Laure68 commented on Jul 19 10 at 10:27 pm

Have to disagree with Larissa. Parents and children are supported enough with leave and benefits, often to the detriment of others (namely the childfree). What society has failed to see is that money isn’t the solution it’s parents realising the truth about parenting. It’s meant to be a sacrifice, it may well mean not working full-time, it may well mean not having the luxuries of a plasma TV, all the latest gadgets, it DOES mean disciplining your child, it does mean being consistent. THESE are the things that parents are getting wrong and this is how children are being failed, it’s not a financial issue it’s parental greed and lack of willing to make real sacrifices.

Also society still perpetuates the silly “it’s not the same unless it’s your own”. Utter garbage. Scientists have already shown that there can be a stronger bond between adoptive children and their parents than the strongest bond between biological children and their parents.

Mind you, society tells people that having children is just what you do, it’s never presented to us as a choice.
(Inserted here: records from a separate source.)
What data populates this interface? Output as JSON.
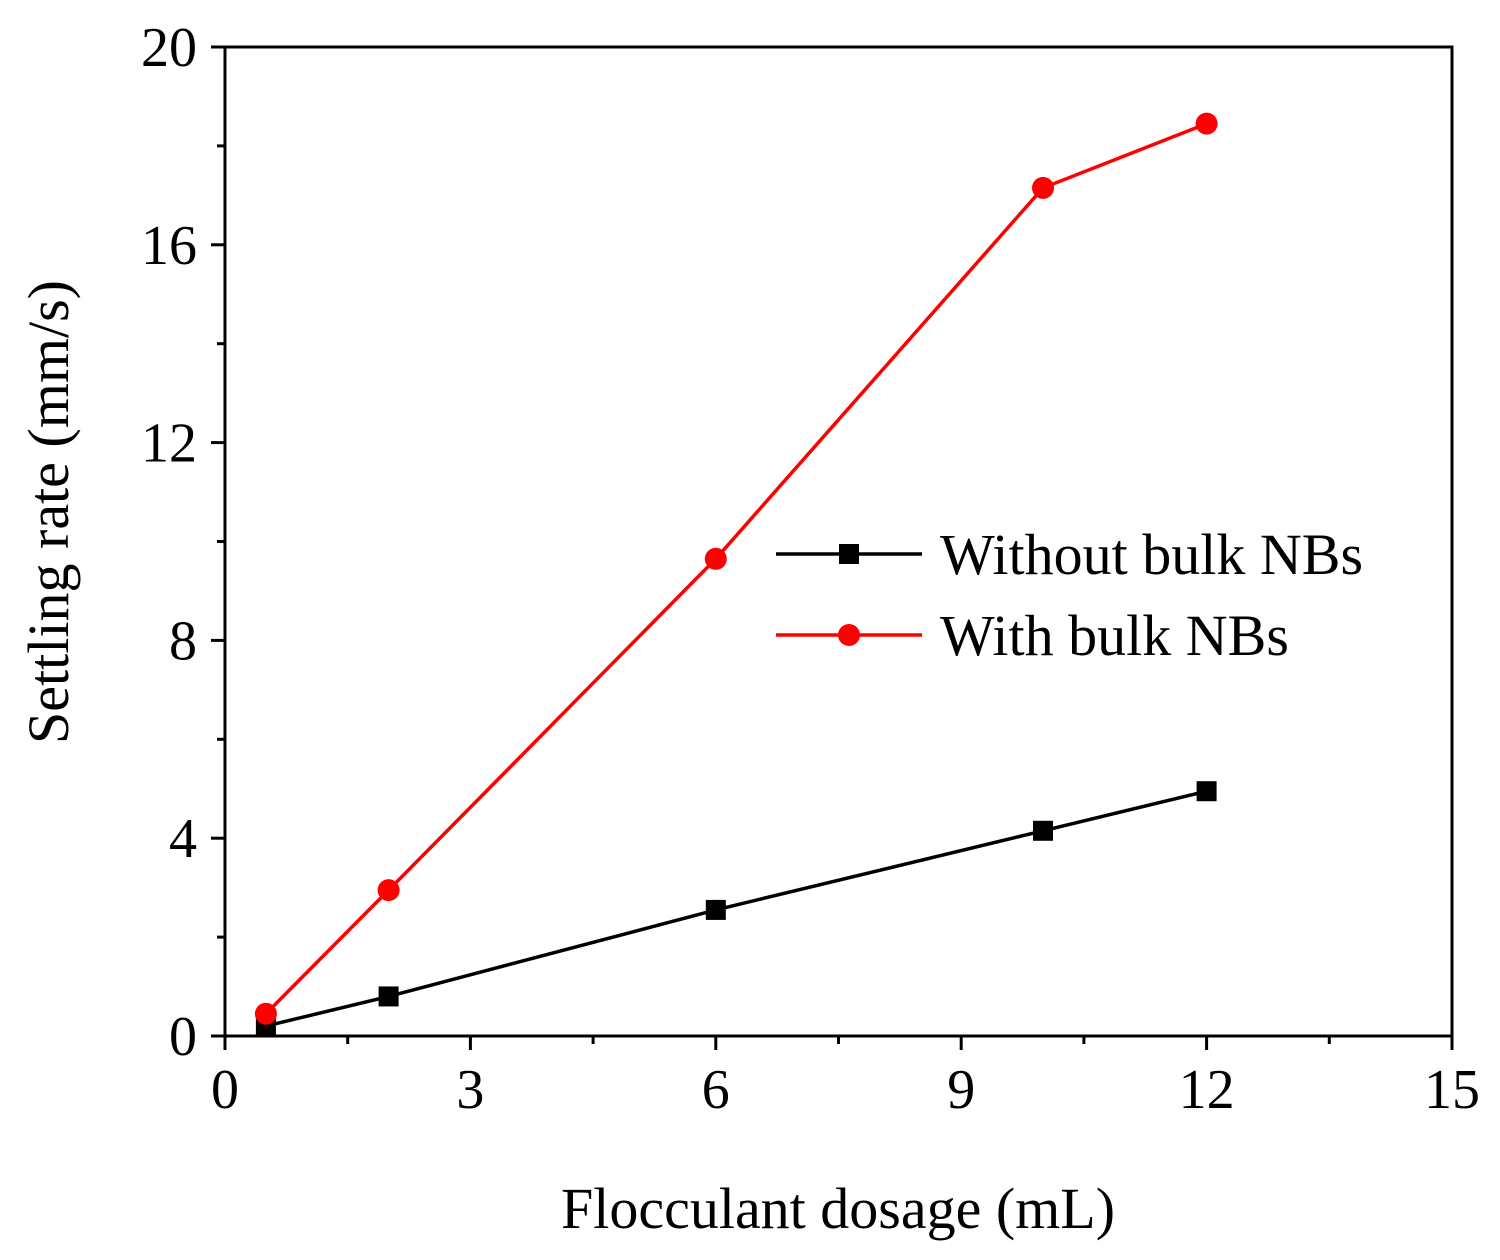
{
  "chart_data": {
    "type": "line",
    "title": "",
    "xlabel": "Flocculant dosage (mL)",
    "ylabel": "Settling rate (mm/s)",
    "xlim": [
      0,
      15
    ],
    "ylim": [
      0,
      20
    ],
    "xticks": [
      0,
      3,
      6,
      9,
      12,
      15
    ],
    "yticks": [
      0,
      4,
      8,
      12,
      16,
      20
    ],
    "grid": false,
    "legend_position": "center-right",
    "series": [
      {
        "name": "Without bulk NBs",
        "color": "#000000",
        "marker": "square",
        "x": [
          0.5,
          2,
          6,
          10,
          12
        ],
        "y": [
          0.2,
          0.8,
          2.55,
          4.15,
          4.95
        ]
      },
      {
        "name": "With bulk NBs",
        "color": "#ff0000",
        "marker": "circle",
        "x": [
          0.5,
          2,
          6,
          10,
          12
        ],
        "y": [
          0.45,
          2.95,
          9.65,
          17.15,
          18.45
        ]
      }
    ]
  }
}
And it is a choice, and it’s one you should only make if you truly are willing to make the sacrifices (financial and time-wise) and you shouldn’t make it and then expect the rest of society to bend to you and to make it easier for you.

At the moment my benefits are going to people who go out and buy a better car, a bigger TV, more gadgets than I can afford myself. Clearly they don’t need the child benefits but they take them anyway. All the while those that genuinely need them are losing out because they could have more if those who didn’t need them (a big TV is not an essential item after all) stopped accepting the money.